Setup virtual environment:
virtualenv --python=python3.6 venv
Activate virtual environment:
source venv/bin/activate
Upgrade pip:
pip install -U pip
Install packages together with their dependencies in development mode:
pip install -e sbb_utils
pip install -e sbb_topic-modelling
Additionally for visualization:
pip install -e sbb_web-integration
Complete processing chain can be found in the Makefile.
lda-grid-search --help
Usage: lda-grid-search [OPTIONS] OUT_FILE CORPUS_FILE DOCS_FILE
Perform LDA-evaluation in a grid-search over different parameters.
OUT_FILE: Store results of the grid search as pickled pandas DataFrame in
this file.
CORPUS_FILE: Read the text corpus as pickled dataframe from this file.

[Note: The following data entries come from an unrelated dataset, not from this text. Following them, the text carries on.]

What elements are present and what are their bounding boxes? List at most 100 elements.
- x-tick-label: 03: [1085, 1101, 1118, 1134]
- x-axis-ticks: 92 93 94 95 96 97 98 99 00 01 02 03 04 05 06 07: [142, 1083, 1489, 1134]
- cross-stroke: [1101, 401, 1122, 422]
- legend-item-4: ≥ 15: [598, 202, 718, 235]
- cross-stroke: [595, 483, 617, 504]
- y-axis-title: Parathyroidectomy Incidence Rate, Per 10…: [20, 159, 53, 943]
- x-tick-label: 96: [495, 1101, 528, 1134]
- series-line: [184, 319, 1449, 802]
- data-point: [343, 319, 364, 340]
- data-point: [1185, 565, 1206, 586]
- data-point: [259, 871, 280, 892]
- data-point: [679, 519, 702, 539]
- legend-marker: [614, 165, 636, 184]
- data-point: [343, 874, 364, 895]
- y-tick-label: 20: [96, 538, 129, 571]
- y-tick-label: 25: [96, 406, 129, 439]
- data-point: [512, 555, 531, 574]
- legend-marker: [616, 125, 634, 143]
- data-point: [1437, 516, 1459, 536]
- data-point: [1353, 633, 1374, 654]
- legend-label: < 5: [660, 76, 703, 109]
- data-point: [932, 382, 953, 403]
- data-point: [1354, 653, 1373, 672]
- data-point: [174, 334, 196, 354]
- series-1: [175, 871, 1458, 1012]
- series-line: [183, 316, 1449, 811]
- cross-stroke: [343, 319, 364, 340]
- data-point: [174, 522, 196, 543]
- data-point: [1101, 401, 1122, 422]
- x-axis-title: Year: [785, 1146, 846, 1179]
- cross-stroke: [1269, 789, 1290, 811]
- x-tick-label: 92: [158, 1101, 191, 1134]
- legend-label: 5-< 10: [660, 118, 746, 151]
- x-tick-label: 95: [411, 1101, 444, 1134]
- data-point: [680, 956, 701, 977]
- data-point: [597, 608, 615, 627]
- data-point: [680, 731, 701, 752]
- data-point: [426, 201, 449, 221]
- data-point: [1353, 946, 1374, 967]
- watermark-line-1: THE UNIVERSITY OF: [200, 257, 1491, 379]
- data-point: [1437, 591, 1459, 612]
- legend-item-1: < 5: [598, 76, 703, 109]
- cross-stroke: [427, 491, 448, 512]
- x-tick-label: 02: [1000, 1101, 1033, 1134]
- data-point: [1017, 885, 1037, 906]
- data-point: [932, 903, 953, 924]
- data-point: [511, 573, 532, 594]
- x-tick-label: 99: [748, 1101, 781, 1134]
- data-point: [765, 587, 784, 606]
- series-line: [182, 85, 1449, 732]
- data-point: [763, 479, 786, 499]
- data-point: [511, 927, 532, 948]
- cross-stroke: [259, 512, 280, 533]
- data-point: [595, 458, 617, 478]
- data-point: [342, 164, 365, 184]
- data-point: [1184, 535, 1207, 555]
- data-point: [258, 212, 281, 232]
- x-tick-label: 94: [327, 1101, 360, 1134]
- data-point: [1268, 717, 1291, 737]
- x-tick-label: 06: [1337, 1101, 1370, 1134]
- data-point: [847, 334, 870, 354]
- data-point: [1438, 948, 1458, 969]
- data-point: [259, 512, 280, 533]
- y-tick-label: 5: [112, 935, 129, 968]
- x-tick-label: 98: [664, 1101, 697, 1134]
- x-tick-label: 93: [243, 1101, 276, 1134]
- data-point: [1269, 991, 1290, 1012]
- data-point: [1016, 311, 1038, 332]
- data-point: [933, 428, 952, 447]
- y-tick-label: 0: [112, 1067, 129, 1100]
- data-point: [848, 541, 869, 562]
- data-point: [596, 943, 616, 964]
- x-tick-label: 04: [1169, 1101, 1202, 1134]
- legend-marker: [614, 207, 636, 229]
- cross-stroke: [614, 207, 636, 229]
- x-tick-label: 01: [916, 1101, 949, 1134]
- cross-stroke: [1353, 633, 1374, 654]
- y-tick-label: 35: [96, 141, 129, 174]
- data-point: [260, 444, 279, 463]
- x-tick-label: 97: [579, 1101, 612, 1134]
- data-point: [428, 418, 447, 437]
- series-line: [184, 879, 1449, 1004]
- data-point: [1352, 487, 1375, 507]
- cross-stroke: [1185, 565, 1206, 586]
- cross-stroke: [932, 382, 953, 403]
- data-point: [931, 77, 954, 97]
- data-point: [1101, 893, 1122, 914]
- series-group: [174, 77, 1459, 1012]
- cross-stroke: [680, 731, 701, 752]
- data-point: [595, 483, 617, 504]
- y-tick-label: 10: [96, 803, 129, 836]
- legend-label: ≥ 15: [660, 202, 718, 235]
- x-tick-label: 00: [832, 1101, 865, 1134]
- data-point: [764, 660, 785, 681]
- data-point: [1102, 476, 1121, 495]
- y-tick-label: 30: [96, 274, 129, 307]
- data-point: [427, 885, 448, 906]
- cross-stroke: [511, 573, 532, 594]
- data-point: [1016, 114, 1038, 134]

DOCS_FILE: Read the documents as pickled dataframe (required to evalute
coherence model c_v) from this file.
Options:
--num-runs INTEGER Repeat each experiment num-runs times.
Default 10
--max-passes INTEGER Max number of passes through the data.
Default 50
--passes-step INTEGER Increase number of passes by this step size.
Default 5.
--max-topics INTEGER Max number of topics in LDA topic model.
Default 100.
--topic-step INTEGER Increase number of topics by this step size.
Default 10.
--coherence-model [c_v|u_mass] Which coherence model to use. Default: c_v.
--processes INTEGER Number of workers. Default 4.
--mods-info-file PATH Read MODS info from this file.
--gen-vis-data Generate visualisation JSON data (LDAvis)
for each tested grid configuration.
--mini-batch-size INTEGER Mini-batch size. Default 2048
--help Show this message and exit.
run-lda --help
Usage: run-lda [OPTIONS] SQLITE_FILE MODEL_FILE
Reads entity linking data from SQLITE_FILE. Computes LDA-topic model and
stores it in MODEL_FILE.
Options:
--num-topics INTEGER Number of topics in LDA topic model. Default 10.
--entities-file TEXT Knowledge-base of entity linking step.
--processes INTEGER Number of workers.
--corpus-file TEXT Write corpus to this file.
--min-proba FLOAT Minimum probability of counted entities.
--help Show this message and exit.
Run sbb_web-integration webservice like:
env CONFIG=config.json env FLASK_APP=qurator/webapp/app.py env FLASK_ENV=development env flask run --host=0.0.0.0 --port=8000
Topic modeling interface can be found at: http://localhost:8000/ldavis.html .
Configuration of displayed topic models is done via config.json.